Emerging evidence from CSIRO research on Caladenia orchids suggests that taxonomic over-splitting may be extreme. For example, by employing a combination of pollinator and genetic analysis of the Caladenia reticulata species complex it appears that a single biological species has been incorrectly split into multiple taxa. Furthermore, some of these taxa have subsequently been listed as rare and threatened species. This finding has important conservation and policy implications because the current listing process for new orchid species appears to be undermined by a lack of scientific verification of species descriptions. Given the restricted amount of money and resources currently available for orchid conservation it is critical to ensure that any currently listed orchid taxa represent genuine species. Thus, methods for improving the delimitation of orchid species are crucial.

 

The goal of this project is to evaluate the power of Genotype by Sequencing (GSB) for aiding the delimitation of species boundaries in sexually deceptive orchids. We will include samples for which prior genetic analysis has been undertaken (microsatellites), enabling us to compare the power of established techniques with GBS. Even more importantly, for a subset of samples we have already defined species boundaries based on knowledge of the floral chemistry that controls pollinator specificity. Thus, collectively our sampling design will provide an unprecedented opportunity to objectively evaluate the power of GBS to delimit species boundaries among closely related incipient species. Finally, because we include examples of listed rare and threatened taxa, our findings will have immediate conservation implications.

 

Our experimental design will target both Chiloglottis and Caladenia, two distantly related Australian orchid taxa that have particularly well developed sexually deceptive pollination strategies, drawing on samples already collected and extracted for DNA. Approximately 250 samples of Chiloglottis will be included, representing multiple chemically defined species that range from being morphologically and phylogenetically indistinguishable, to being distinct in all respects, although still closely related. We will also include both sympatric and allopatric taxa, with multiple populations included within each taxon. Approximately 250 Caladenia samples will also be analysed. Most of these will be drawn from within the C. reticulata group, representing multiple described taxa, but likely to only contain four species when based on new pollinator and genetic evidence. Samples from a morphologically distinctive outgroup will also be included.

 

We will apply the GBS technique in close consultation with Justin Borevitz whose laboratory is presently optimising the procedure for large data sets (approx. 500 samples per run). Following the barcoding of samples the GBS will be run at BRF. This will be followed by initial bioinformatic analysis that will be performed by GDU staff.

 

We completed a pilot Genotype-by-Sequencing run across 96 samples of orchids spanning multiple genera.
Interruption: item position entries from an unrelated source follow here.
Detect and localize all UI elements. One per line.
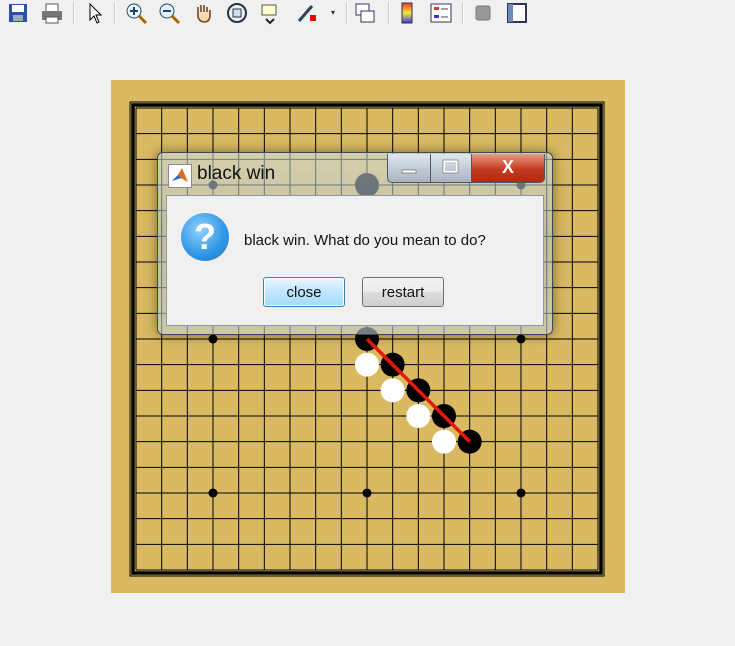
star-point [516,488,526,498]
save-icon[interactable] [6,1,30,25]
figure-toolbar: ▾ [0,0,735,27]
toolbar-separator [114,2,116,24]
question-icon: ? [181,213,229,261]
zoom-in-icon[interactable] [124,1,148,25]
star-point [208,334,218,344]
minimize-button[interactable] [387,154,431,183]
win-dialog: black win X ? black win. What do you mea… [157,152,553,335]
close-icon: X [501,157,514,177]
print-icon[interactable] [40,1,64,25]
pointer-icon[interactable] [83,1,107,25]
white-stone [355,352,379,377]
legend-icon[interactable] [429,1,453,25]
dialog-body: ? black win. What do you mean to do? clo… [166,195,544,326]
white-stone [432,429,456,454]
star-point [362,488,372,498]
white-stone [380,378,405,403]
restart-button[interactable]: restart [362,277,444,307]
toolbar-separator [73,2,75,24]
star-point [208,488,218,498]
data-cursor-icon[interactable] [258,1,282,25]
hide-plot-tools-icon[interactable] [471,1,495,25]
white-stone [406,404,431,428]
toolbar-separator [388,2,390,24]
dropdown-arrow-icon[interactable]: ▾ [331,9,339,17]
toolbar-separator [346,2,348,24]
maximize-button[interactable] [430,154,472,183]
close-button[interactable]: close [263,277,345,307]
toolbar-separator [462,2,464,24]
show-plot-tools-icon[interactable] [505,1,529,25]
dialog-title: black win [197,163,276,184]
rotate-3d-icon[interactable] [225,1,249,25]
brush-icon[interactable] [294,1,318,25]
star-point [516,334,526,344]
colorbar-icon[interactable] [395,1,419,25]
zoom-out-icon[interactable] [157,1,181,25]
dialog-message: black win. What do you mean to do? [244,232,486,249]
matlab-app-icon [168,164,192,188]
link-plot-icon[interactable] [353,1,377,25]
pan-hand-icon[interactable] [192,1,216,25]
window-close-button[interactable]: X [471,154,545,183]
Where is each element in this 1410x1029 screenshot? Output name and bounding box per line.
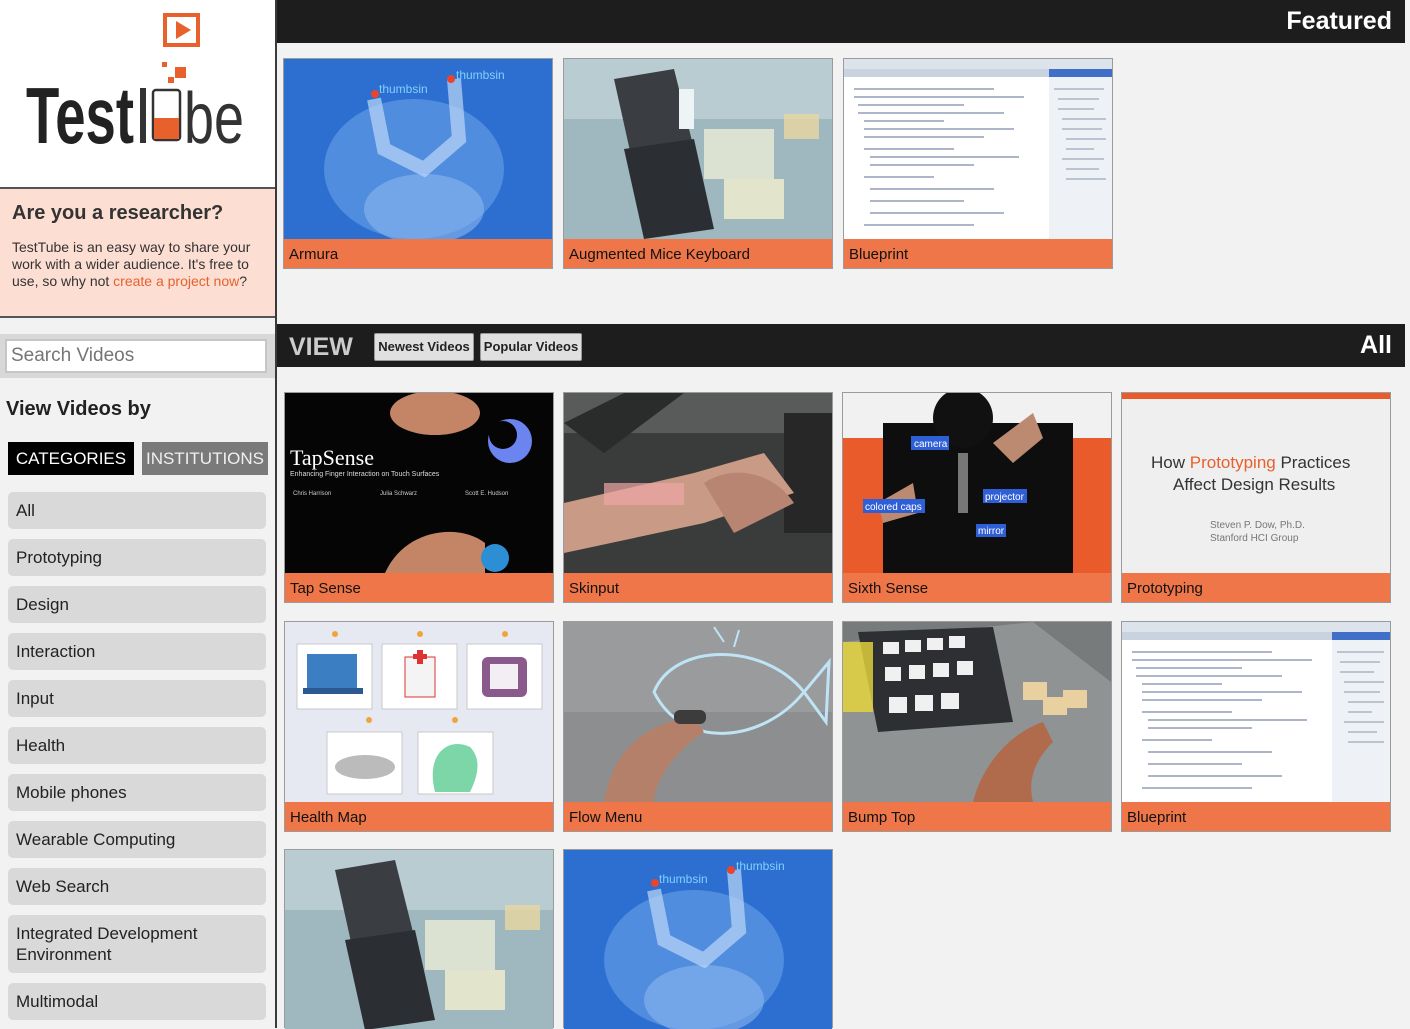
svg-text:mirror: mirror — [978, 526, 1005, 537]
svg-text:Enhancing Finger Interaction o: Enhancing Finger Interaction on Touch Su… — [290, 471, 440, 478]
svg-text:Julia Schwarz: Julia Schwarz — [380, 491, 417, 497]
video-title[interactable]: Blueprint — [1122, 802, 1390, 831]
category-all[interactable]: All — [8, 492, 266, 529]
featured-bar: Featured — [277, 0, 1405, 43]
category-health[interactable]: Health — [8, 727, 266, 764]
view-label: VIEW — [289, 333, 353, 361]
video-title[interactable]: Health Map — [285, 802, 553, 831]
logo-text-test: Test — [26, 71, 134, 160]
svg-text:Chris Harrison: Chris Harrison — [293, 491, 331, 497]
logo-wordmark: Test be — [26, 71, 244, 160]
video-thumbnail — [564, 59, 832, 239]
video-title[interactable]: Tap Sense — [285, 573, 553, 602]
svg-text:colored caps: colored caps — [865, 502, 922, 513]
researcher-heading: Are you a researcher? — [12, 202, 224, 224]
svg-text:Stanford HCI Group: Stanford HCI Group — [1210, 533, 1299, 544]
category-design[interactable]: Design — [8, 586, 266, 623]
category-interaction[interactable]: Interaction — [8, 633, 266, 670]
video-title[interactable]: Augmented Mice Keyboard — [564, 239, 832, 268]
create-project-link[interactable]: create a project now — [113, 273, 239, 289]
video-title[interactable]: Blueprint — [844, 239, 1112, 268]
svg-text:thumbsin: thumbsin — [379, 82, 428, 96]
svg-text:projector: projector — [985, 492, 1025, 503]
video-card-tap-sense[interactable]: TapSense Enhancing Finger Interaction on… — [284, 392, 554, 603]
svg-text:camera: camera — [914, 439, 948, 450]
video-title[interactable]: Armura — [284, 239, 552, 268]
video-thumbnail: camera colored caps projector mirror — [843, 393, 1111, 573]
video-thumbnail — [844, 59, 1112, 239]
svg-text:thumbsin: thumbsin — [659, 872, 708, 886]
video-card-blueprint[interactable]: Blueprint — [843, 58, 1113, 269]
video-title[interactable]: Skinput — [564, 573, 832, 602]
video-card-skinput[interactable]: Skinput — [563, 392, 833, 603]
category-ide[interactable]: Integrated Development Environment — [8, 915, 266, 973]
svg-text:TapSense: TapSense — [290, 445, 374, 470]
category-wearable-computing[interactable]: Wearable Computing — [8, 821, 266, 858]
video-card-flow-menu[interactable]: Flow Menu — [563, 621, 833, 832]
video-thumbnail: thumbsin thumbsin — [284, 59, 552, 239]
category-input[interactable]: Input — [8, 680, 266, 717]
svg-text:How Prototyping Practices: How Prototyping Practices — [1151, 453, 1350, 472]
video-thumbnail: TapSense Enhancing Finger Interaction on… — [285, 393, 553, 573]
video-title[interactable]: Bump Top — [843, 802, 1111, 831]
video-thumbnail — [564, 393, 832, 573]
video-title[interactable]: Prototyping — [1122, 573, 1390, 602]
sidebar: Test be Are you a researcher? TestTube i… — [0, 0, 277, 1028]
video-card-prototyping[interactable]: How Prototyping Practices Affect Design … — [1121, 392, 1391, 603]
video-thumbnail: How Prototyping Practices Affect Design … — [1122, 393, 1390, 573]
researcher-panel: Are you a researcher? TestTube is an eas… — [0, 189, 275, 318]
search-bar — [0, 334, 275, 378]
researcher-text: TestTube is an easy way to share your wo… — [12, 239, 251, 289]
video-card-bump-top[interactable]: Bump Top — [842, 621, 1112, 832]
video-thumbnail — [1122, 622, 1390, 802]
svg-text:Steven P. Dow, Ph.D.: Steven P. Dow, Ph.D. — [1210, 520, 1305, 531]
video-title[interactable]: Flow Menu — [564, 802, 832, 831]
video-card-health-map[interactable]: Health Map — [284, 621, 554, 832]
video-card-armura[interactable]: thumbsin thumbsin Armura — [283, 58, 553, 269]
video-thumbnail — [564, 622, 832, 802]
svg-text:Affect Design Results: Affect Design Results — [1173, 475, 1335, 494]
popular-videos-button[interactable]: Popular Videos — [480, 333, 582, 361]
svg-text:be: be — [184, 79, 244, 159]
video-card-armura-2[interactable]: thumbsin thumbsin — [563, 849, 833, 1029]
category-multimodal[interactable]: Multimodal — [8, 983, 266, 1020]
newest-videos-button[interactable]: Newest Videos — [374, 333, 474, 361]
video-card-augmented-mice-keyboard-2[interactable] — [284, 849, 554, 1029]
video-thumbnail — [285, 622, 553, 802]
view-by-heading: View Videos by — [6, 398, 151, 420]
video-card-sixth-sense[interactable]: camera colored caps projector mirror Six… — [842, 392, 1112, 603]
tab-categories[interactable]: CATEGORIES — [8, 442, 134, 475]
video-card-augmented-mice-keyboard[interactable]: Augmented Mice Keyboard — [563, 58, 833, 269]
search-input[interactable] — [5, 339, 267, 373]
category-prototyping[interactable]: Prototyping — [8, 539, 266, 576]
svg-text:thumbsin: thumbsin — [456, 68, 505, 82]
video-thumbnail — [843, 622, 1111, 802]
filter-all[interactable]: All — [1360, 331, 1392, 360]
category-web-search[interactable]: Web Search — [8, 868, 266, 905]
featured-title: Featured — [1286, 7, 1392, 35]
logo[interactable]: Test be — [0, 0, 275, 189]
svg-text:Scott E. Hudson: Scott E. Hudson — [465, 491, 508, 497]
main-content: Featured thumbsin thumbsin Armura Augmen… — [277, 0, 1410, 1029]
tab-institutions[interactable]: INSTITUTIONS — [142, 442, 268, 475]
video-card-blueprint-2[interactable]: Blueprint — [1121, 621, 1391, 832]
video-thumbnail — [285, 850, 553, 1029]
category-mobile-phones[interactable]: Mobile phones — [8, 774, 266, 811]
svg-text:thumbsin: thumbsin — [736, 859, 785, 873]
video-thumbnail: thumbsin thumbsin — [564, 850, 832, 1029]
video-title[interactable]: Sixth Sense — [843, 573, 1111, 602]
At least in this pilot phase we encountered a high degree of missing, data which somewhat limited the informativeness of the study. For example, within genera the number of SNPs with 70% of the samples had the SNP present was as follows: Chiloglottis=456 SNPs, Drakaea= 239 SNPs, Caladenia = 85 SNPs.

We also found surprisingly little sharing of polymorphic sites across species and closely related genera, with only 4 SNPs shared across all genera.